There are bits and pieces of similar experimentation on most of the tracks but they are rarely given the opportunity to breathe, instead serving as insufficient and infrequent supplements to the metallic onslaught of boredom.

“Lovegaze,” where the black metalling takes a backseat to a handful of wonderful clean guitar melodies and shockingly uplifting atmosphere, is an exception to the rule and is easily the record’s strongest track. When it gets louder, the metal actually has a fair bit of bite and ends the song on a strikingly high note, but the experimentation is the true star of the show and its all-too-brief ambience at the track’s five-minute mark is one of the early musical highlights of 2017.

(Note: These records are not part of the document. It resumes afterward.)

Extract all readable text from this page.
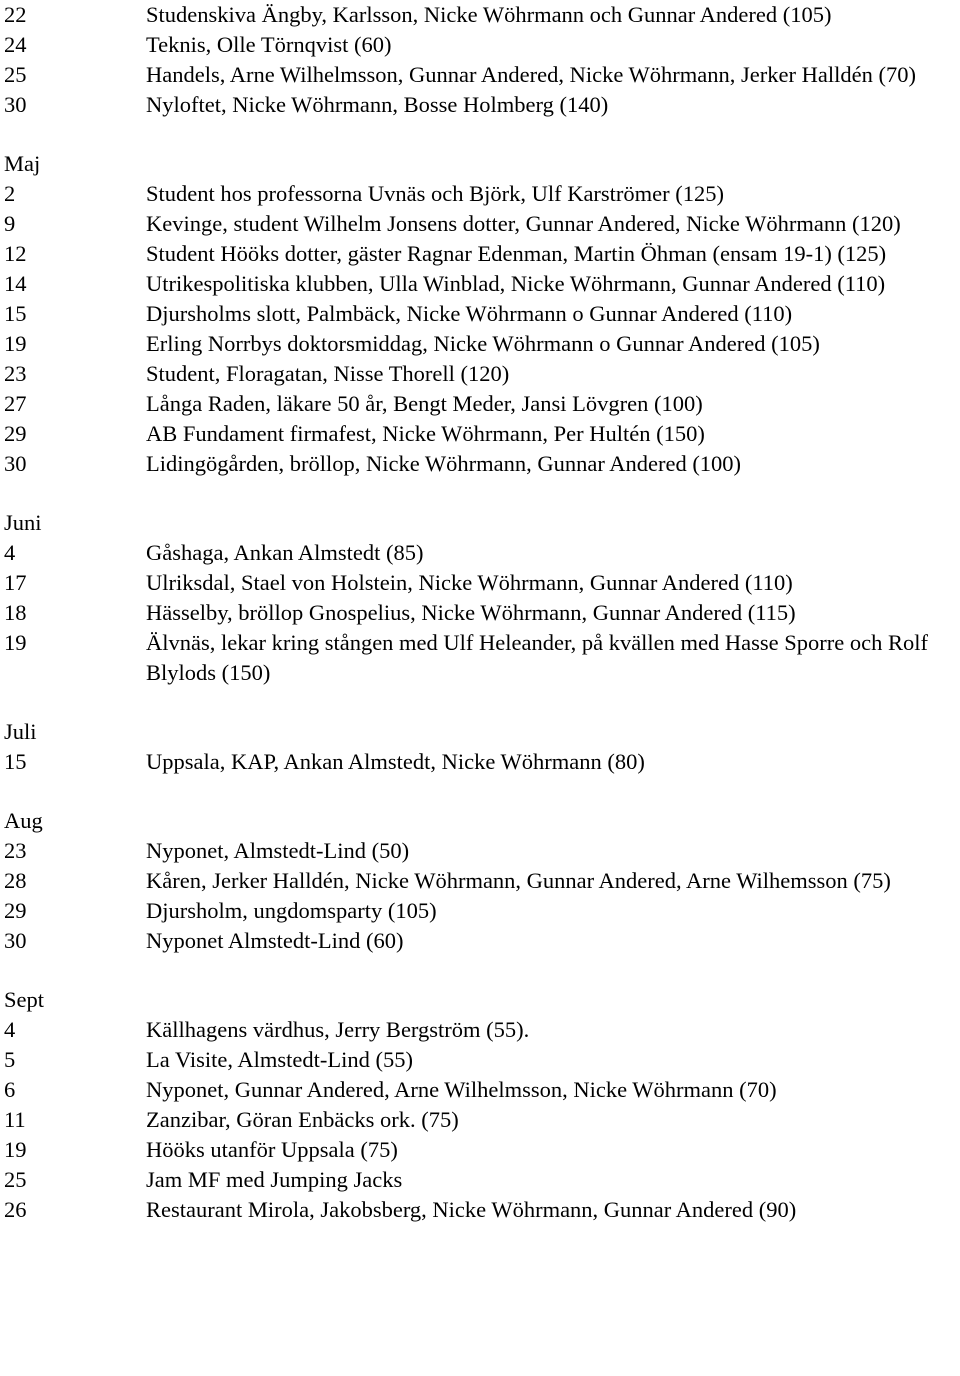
22	Studenskiva Ängby, Karlsson, Nicke Wöhrmann och Gunnar Andered (105)
24	Teknis, Olle Törnqvist (60)
25	Handels, Arne Wilhelmsson, Gunnar Andered, Nicke Wöhrmann, Jerker Halldén (70)
30	Nyloftet, Nicke Wöhrmann, Bosse Holmberg (140)
Maj
2	Student hos professorna Uvnäs och Björk, Ulf Karströmer (125)
9	Kevinge, student Wilhelm Jonsens dotter, Gunnar Andered, Nicke Wöhrmann (120)
12	Student Hööks dotter, gäster Ragnar Edenman, Martin Öhman (ensam 19-1) (125)
14	Utrikespolitiska klubben, Ulla Winblad, Nicke Wöhrmann, Gunnar Andered (110)
15	Djursholms slott, Palmbäck, Nicke Wöhrmann o Gunnar Andered (110)
19	Erling Norrbys doktorsmiddag, Nicke Wöhrmann o Gunnar Andered (105)
23	Student, Floragatan, Nisse Thorell (120)
27	Långa Raden, läkare 50 år, Bengt Meder, Jansi Lövgren (100)
29	AB Fundament firmafest, Nicke Wöhrmann, Per Hultén (150)
30	Lidingögården, bröllop, Nicke Wöhrmann, Gunnar Andered (100)
Juni
4	Gåshaga, Ankan Almstedt (85)
17	Ulriksdal, Stael von Holstein, Nicke Wöhrmann, Gunnar Andered (110)
18	Hässelby, bröllop Gnospelius, Nicke Wöhrmann, Gunnar Andered (115)
19	Älvnäs, lekar kring stången med Ulf Heleander, på kvällen med Hasse Sporre och Rolf Blylods (150)
Juli
15	Uppsala, KAP, Ankan Almstedt, Nicke Wöhrmann (80)
Aug
23	Nyponet, Almstedt-Lind (50)
28	Kåren, Jerker Halldén, Nicke Wöhrmann, Gunnar Andered, Arne Wilhemsson (75)
29	Djursholm, ungdomsparty (105)
30	Nyponet Almstedt-Lind (60)
Sept
4	Källhagens värdhus, Jerry Bergström (55).
5	La Visite, Almstedt-Lind (55)
6	Nyponet, Gunnar Andered, Arne Wilhelmsson, Nicke Wöhrmann (70)
11	Zanzibar, Göran Enbäcks ork. (75)
19	Hööks utanför Uppsala (75)
25	Jam MF med Jumping Jacks
26	Restaurant Mirola, Jakobsberg, Nicke Wöhrmann, Gunnar Andered (90)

If the rest of “Anomie” followed suit, this could be one of the year’s breakout releases. Unfortunately, the moments of greatness are few and far between, separated by a vast ocean of mediocre black metal.

With that said, those moments of greatness still exist, and with much tighter songwriting — and perhaps a less ridiculous release schedule that actually filters out glorified blackened jam sessions — Violet Cold could become a bright spot in a subgenre in dire need of innovation.